Snyder and Goyer packed a lot into the film’s 2 hours and 23 minutes, and I appreciate the fact that so many characters from the Superman canon are featured in Man of Steel (Lois Lane, Perry White, Jonathan Kent, Martha Kent, Jor-El) and an amazing cast of actors has been assembled to play them (Amy Adams, Laurence Fishburn, Kevin Costner, Diane Lane, Russell Crowe). But unfortunately David Goyer’s script gives Amy Adams little to work with in the film as Lois Lane and barely scrapes the surface of the character. Unfortunately, Amy Adams’ Lois doesn’t have the toughness the Lois Lane of the comic books, TV shows and previous films.
Having seen Snyder’s slower paced action sequences in 300 and Watchmen, I went into the film expecting more of the same. At first I was pleasantly surprised by the faster pace, but there were moments when the fight sequences resembled a video game and by the third act I was begging for Snyder’s slo-mo camera work.
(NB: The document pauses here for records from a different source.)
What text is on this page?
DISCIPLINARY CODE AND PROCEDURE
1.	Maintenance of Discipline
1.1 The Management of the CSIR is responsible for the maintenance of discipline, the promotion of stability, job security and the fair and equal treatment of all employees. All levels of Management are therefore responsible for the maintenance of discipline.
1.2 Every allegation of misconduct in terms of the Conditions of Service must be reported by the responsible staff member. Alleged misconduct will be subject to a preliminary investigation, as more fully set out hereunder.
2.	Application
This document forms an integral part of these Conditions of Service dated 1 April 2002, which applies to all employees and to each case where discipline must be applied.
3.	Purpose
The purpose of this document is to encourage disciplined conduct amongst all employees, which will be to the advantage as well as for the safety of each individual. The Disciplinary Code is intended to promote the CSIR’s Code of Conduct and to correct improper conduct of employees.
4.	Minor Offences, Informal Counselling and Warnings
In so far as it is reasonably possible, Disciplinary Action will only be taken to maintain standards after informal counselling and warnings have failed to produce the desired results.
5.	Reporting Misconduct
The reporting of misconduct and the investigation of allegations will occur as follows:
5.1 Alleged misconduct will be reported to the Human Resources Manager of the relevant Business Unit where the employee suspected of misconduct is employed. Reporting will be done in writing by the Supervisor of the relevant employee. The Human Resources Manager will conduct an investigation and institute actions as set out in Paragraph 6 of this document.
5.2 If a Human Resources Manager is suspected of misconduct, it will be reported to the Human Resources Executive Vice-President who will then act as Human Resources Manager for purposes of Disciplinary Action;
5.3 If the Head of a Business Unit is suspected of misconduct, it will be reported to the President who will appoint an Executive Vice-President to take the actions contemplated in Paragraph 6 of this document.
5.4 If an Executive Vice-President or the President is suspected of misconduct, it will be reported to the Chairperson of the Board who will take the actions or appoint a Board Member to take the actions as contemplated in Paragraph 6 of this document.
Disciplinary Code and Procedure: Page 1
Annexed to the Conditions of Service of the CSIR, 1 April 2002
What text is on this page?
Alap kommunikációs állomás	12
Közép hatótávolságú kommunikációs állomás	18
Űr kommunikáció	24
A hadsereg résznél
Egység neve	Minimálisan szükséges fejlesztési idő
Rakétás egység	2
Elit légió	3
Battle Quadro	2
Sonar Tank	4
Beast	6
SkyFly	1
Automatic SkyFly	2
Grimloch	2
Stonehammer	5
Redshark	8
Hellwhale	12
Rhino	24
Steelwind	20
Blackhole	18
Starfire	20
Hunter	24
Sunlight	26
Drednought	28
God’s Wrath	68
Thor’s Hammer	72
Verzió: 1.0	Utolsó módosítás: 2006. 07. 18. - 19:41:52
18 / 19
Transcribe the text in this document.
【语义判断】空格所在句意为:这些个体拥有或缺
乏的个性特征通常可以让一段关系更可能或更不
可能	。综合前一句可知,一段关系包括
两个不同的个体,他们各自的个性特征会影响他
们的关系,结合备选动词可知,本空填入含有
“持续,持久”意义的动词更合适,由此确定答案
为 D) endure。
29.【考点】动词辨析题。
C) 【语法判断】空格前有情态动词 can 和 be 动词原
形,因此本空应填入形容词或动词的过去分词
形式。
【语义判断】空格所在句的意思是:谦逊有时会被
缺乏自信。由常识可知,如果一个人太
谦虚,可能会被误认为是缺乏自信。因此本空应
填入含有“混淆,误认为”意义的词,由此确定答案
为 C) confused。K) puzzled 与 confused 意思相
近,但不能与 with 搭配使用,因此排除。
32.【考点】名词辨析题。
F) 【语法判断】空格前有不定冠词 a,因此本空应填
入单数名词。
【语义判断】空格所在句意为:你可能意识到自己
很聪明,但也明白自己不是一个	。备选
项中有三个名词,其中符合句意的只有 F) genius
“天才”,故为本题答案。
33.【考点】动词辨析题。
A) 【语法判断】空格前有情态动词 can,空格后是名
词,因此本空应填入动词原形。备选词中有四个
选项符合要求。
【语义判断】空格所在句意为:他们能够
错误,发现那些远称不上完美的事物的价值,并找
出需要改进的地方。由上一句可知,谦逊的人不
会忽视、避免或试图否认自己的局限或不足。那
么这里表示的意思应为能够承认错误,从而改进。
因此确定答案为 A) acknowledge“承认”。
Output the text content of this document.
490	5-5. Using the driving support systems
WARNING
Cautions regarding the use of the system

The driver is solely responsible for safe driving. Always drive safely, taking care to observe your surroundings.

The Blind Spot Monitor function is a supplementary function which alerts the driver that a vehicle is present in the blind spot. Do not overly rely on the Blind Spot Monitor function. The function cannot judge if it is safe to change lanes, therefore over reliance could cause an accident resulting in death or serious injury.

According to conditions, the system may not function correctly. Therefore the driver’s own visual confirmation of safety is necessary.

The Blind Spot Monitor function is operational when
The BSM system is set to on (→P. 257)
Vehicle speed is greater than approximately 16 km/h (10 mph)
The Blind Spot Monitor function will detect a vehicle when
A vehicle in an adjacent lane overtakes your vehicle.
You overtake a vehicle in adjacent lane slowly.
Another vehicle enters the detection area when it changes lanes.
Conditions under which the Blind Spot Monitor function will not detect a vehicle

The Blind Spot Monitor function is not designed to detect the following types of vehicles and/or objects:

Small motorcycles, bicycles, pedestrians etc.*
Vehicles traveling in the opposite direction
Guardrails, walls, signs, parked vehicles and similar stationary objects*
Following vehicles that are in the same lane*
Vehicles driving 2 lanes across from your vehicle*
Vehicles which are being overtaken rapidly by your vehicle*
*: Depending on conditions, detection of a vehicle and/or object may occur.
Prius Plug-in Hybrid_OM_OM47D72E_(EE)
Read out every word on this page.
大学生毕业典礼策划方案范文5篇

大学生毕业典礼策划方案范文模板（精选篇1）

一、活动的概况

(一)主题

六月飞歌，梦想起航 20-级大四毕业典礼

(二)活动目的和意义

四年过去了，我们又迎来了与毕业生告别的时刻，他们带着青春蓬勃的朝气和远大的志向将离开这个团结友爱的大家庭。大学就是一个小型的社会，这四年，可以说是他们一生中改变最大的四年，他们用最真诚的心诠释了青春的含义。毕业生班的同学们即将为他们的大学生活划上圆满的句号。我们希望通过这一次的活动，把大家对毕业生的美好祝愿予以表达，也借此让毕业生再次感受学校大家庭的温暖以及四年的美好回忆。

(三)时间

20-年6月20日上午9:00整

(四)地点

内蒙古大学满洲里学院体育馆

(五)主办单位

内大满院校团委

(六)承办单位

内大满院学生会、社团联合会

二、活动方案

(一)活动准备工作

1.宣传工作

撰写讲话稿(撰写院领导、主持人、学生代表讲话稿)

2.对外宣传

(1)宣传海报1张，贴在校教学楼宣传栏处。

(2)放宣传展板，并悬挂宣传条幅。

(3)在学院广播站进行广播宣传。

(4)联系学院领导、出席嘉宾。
Lois Lane knowing Superman’s alter ego completely takes away one major element of the Superman canon. Sure, there are many people feel that the use of a simple pair of glasses to transform Superman to Clark Kent was dated, simplistic and silly, but at the end of the day half of any good performance as Superman is pretending to be the meek Clark Kent knowing full well you’re the most powerful person on the planet.
Superman killing General Zod with his bare hands, which in my opinion was completely unnecessary and added nothing more than shock value.
The big question for me going into the film was if Henry Cavill could make the role of Clark Kent/Superman his own. He certainly looks the part in Superman’s iconic blue costume and red cape, but brings little more than brooding and mystery to Clark Kent, save for the end of the film when he dons the “secret identity” glasses on his first day working for the Daily Planet. Hopefully the sequel will allow him to add another dimension to Clark Kent.
In spite of the issues listed above, it was a good summer movie experience and I’m looking forward to the sequel. The world definitely needs Superman.